Whereas Phiz elected to show the interior of the wine shop and just three figures, Barnard shows Madame Defarge (centre) as a community organizer and social networker. He has identified her for the viewer by repeating her profile, her turban, and her pendulous ear-rings. The extension of the text is the relative solidarity of the women (left) as opposed to the quarrelsome nature of the male-dominated register of the picture, right, in which men in the doorway and street gesticulate and a pair of skeletal cats square off with one another at Madame Defarge's feet.

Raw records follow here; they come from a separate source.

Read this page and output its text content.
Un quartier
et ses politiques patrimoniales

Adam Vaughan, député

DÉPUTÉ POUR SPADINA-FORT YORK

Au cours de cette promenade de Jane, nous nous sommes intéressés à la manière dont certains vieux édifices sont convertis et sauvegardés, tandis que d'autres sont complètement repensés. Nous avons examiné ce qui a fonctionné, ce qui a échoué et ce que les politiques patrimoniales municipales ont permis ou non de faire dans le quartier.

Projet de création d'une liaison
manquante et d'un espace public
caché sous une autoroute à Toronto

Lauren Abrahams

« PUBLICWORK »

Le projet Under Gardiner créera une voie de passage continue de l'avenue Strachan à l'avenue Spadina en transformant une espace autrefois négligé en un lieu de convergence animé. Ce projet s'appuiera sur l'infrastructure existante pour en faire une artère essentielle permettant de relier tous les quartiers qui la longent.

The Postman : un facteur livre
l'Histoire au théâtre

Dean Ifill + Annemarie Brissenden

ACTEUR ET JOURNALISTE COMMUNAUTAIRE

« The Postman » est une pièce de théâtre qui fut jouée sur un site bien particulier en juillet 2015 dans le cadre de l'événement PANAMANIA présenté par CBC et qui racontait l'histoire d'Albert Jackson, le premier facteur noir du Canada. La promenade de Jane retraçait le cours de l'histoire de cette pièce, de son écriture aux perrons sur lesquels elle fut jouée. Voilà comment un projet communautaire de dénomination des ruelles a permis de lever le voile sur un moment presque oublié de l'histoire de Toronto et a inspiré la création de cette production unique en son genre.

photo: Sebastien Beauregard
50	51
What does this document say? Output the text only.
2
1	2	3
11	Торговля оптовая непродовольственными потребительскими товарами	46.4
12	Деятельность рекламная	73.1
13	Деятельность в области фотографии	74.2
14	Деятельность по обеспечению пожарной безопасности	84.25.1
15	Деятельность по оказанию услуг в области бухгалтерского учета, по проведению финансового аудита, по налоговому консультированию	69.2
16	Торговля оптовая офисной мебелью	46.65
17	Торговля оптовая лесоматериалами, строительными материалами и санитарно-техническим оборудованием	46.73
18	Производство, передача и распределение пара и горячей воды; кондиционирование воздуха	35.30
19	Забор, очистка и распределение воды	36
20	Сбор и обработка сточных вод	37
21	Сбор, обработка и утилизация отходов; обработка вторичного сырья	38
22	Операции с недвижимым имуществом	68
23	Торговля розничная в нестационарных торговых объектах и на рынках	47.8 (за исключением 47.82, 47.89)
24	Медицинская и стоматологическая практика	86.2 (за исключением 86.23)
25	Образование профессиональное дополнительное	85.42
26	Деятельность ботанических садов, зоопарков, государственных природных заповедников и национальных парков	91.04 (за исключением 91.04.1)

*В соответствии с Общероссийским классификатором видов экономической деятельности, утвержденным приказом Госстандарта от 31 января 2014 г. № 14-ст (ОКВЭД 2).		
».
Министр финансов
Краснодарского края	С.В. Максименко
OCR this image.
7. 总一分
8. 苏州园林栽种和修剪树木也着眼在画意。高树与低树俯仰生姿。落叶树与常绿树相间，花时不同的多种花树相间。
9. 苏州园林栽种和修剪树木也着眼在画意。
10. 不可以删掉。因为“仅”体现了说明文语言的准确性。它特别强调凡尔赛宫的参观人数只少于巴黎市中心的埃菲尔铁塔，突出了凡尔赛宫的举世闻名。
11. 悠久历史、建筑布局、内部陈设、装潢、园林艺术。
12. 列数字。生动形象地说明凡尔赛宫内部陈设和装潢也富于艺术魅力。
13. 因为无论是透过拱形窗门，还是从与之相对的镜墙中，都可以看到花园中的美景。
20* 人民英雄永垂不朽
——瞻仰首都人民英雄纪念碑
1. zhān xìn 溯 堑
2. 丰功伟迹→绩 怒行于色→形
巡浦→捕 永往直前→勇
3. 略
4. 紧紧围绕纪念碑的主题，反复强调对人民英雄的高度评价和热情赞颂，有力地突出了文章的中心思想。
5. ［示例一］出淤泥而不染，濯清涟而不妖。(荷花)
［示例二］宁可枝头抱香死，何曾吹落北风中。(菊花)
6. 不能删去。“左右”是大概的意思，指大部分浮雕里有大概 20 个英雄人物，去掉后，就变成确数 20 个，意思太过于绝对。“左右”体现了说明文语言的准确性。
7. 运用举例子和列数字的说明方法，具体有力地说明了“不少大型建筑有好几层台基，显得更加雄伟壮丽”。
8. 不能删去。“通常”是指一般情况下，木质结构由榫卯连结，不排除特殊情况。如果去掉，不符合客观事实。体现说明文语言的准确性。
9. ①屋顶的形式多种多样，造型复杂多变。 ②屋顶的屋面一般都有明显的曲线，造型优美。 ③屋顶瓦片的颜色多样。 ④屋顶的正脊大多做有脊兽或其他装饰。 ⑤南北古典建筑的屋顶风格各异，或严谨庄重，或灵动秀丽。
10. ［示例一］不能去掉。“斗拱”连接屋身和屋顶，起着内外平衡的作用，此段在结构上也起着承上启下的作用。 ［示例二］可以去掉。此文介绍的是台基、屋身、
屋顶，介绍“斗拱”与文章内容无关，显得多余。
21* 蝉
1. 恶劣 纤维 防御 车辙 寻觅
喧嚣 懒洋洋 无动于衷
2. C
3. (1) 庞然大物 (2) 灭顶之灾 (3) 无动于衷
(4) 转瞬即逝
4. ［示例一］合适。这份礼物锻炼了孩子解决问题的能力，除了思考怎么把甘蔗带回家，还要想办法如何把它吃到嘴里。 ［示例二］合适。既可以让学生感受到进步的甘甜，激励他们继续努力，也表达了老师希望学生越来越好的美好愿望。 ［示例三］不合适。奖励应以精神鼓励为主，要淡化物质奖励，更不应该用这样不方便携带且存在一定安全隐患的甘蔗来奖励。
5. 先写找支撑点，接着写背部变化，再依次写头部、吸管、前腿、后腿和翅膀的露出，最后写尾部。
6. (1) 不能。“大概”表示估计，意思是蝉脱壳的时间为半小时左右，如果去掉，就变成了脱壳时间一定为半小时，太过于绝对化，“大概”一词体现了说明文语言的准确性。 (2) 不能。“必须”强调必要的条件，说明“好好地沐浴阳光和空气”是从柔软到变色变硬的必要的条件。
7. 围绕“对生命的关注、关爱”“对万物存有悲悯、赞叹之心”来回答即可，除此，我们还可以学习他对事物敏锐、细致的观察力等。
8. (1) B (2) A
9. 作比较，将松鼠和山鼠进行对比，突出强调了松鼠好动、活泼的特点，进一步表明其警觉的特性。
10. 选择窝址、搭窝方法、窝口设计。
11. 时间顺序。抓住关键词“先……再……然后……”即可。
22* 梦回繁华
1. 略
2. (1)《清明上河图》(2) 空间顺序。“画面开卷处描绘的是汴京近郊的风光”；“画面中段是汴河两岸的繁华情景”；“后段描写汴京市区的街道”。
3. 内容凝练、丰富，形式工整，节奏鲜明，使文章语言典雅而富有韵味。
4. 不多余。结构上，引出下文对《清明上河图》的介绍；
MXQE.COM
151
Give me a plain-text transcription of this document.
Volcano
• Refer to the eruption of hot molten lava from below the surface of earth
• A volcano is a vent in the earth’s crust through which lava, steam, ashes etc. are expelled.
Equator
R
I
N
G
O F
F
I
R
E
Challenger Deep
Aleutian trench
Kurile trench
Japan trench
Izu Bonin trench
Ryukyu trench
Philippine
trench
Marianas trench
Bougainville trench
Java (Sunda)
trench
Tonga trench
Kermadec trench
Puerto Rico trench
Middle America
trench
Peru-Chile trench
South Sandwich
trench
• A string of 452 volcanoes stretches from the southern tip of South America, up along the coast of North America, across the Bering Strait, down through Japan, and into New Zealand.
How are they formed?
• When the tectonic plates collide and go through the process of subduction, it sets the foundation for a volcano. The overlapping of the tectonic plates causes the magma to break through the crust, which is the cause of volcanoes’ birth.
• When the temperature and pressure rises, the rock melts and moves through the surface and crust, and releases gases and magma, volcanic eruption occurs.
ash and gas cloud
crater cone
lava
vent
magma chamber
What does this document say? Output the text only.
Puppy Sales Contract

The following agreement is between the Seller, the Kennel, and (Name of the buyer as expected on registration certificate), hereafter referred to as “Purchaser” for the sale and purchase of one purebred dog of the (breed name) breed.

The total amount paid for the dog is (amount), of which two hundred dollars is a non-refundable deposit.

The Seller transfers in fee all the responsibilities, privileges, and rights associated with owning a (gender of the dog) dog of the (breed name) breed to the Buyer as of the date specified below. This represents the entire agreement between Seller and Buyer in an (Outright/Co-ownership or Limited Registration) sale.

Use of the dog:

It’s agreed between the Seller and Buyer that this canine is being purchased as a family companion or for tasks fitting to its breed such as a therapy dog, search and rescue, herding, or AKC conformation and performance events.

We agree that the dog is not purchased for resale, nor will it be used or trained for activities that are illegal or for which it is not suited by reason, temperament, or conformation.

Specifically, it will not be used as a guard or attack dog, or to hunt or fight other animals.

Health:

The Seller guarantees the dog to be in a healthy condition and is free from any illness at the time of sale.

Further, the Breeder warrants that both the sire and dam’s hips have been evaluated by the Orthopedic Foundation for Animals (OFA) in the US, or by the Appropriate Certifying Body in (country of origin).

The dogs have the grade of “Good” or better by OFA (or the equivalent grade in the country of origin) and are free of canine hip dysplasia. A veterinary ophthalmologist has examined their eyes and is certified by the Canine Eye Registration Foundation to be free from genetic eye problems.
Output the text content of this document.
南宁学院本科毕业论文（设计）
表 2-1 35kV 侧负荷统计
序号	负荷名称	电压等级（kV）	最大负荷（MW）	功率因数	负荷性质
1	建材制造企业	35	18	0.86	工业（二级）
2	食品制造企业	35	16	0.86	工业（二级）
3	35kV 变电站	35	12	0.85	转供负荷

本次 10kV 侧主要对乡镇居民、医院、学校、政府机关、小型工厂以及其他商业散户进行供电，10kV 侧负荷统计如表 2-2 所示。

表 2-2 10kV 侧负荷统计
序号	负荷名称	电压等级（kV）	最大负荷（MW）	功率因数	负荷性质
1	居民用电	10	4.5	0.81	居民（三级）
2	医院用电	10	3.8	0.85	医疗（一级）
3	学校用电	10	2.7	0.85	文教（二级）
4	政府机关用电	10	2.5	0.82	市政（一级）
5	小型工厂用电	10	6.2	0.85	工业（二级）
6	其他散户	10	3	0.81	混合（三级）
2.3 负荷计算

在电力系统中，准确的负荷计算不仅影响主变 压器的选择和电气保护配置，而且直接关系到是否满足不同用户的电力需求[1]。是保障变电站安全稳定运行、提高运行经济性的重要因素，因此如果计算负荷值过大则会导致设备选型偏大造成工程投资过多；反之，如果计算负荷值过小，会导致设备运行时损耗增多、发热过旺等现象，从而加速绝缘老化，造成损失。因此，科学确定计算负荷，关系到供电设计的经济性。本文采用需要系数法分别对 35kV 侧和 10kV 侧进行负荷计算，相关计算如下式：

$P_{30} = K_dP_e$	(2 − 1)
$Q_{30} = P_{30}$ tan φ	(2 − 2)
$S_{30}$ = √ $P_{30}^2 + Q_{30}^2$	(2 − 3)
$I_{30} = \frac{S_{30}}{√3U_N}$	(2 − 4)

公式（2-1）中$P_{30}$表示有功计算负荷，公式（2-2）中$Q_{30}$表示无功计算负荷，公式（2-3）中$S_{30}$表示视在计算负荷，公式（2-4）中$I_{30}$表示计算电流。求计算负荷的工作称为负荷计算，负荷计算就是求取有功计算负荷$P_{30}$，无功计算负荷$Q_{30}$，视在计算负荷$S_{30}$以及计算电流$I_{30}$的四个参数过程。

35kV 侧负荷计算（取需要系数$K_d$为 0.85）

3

Like Phiz, McLenan in his series for Harper's Weekly focussed on the earlier scene in the wine shop, realising the three figures rather than the shop's interior, in "And stood with his hand on the back of his wife's chair". McLenan's figure of Madame Defarge is far less appealing than either Phiz's or Barnard's, and McLenan's spy is surprisingly well dressed for a man whose profession's cardinal rule is, "Blend in."
Dickens, Charles. A Tale of Two Cities. Illustrated by Phiz. London: Chapman & Hall, 1859.
Dickens, Charles. A Tale of Two Cities. Illustrated by Fred Barnard. The Household Edition. London: Chapman & Hall, 1870s.
Dickens, Charles. A Tale of Two Cities. Illustrated by John McLenan. Harper's Weekly. (13 August 1859).